15. Mr Bramble has argued whilst he is uncertain as to what documents were produced by the Home Office Presenting Officer it is uncertain as to what further documents could have been provided by the Home Office and accepts that the Home Office do not have the means to track documents in order to prove service. In such circumstances however I am satisfied that the Judge was wrong in law to find that the notice of curtailment was communicated to the Appellant and therefore valid in that there is an absence of documents provided by the Respondent to show that that was the case. In such circumstances the Judge has failed to apply Syed or to give any analysis of that authority on this particular case. It is clear that following Syed that the Tribunal would have been most likely to come to a different conclusion and in such circumstances there is a material error of law.
16. The correct approach therefore is to find that there is a material error of law and then to remake the decision allowing the appeal to the extent the matter is remitted back to the Secretary of State for further and fresh consideration. I note from comments made by Miss Kabir that if that approach is adopted that the Appellant is confident that she can meet the requirements of the Immigration Rules.

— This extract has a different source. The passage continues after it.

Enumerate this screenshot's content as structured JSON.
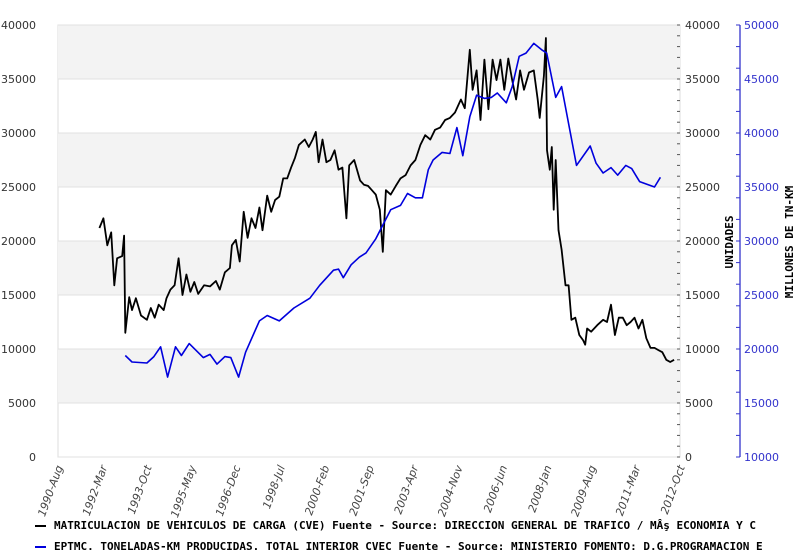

That is not a matter for this Tribunal to determine and further it is not the scope of this Tribunal to enforce what could very well be construed as a procedural unfairness to the Appellant and this finding will I acknowledge give the Appellant one final opportunity to show to the Secretary of State that her application is in order and should succeed.
Notice of Decision
The decision of the First-tier Tribunal disclosed a material error of law and is set aside. The decision is remade allowing the appeal to the extent that the matter is remitted back to the Secretary of State for further consideration.
No anonymity direction is made.


Signed Date

Deputy Upper Tribunal Judge D N Harris



TO THE RESPONDENT
FEE AWARD
No application is made for a fee award and none is made.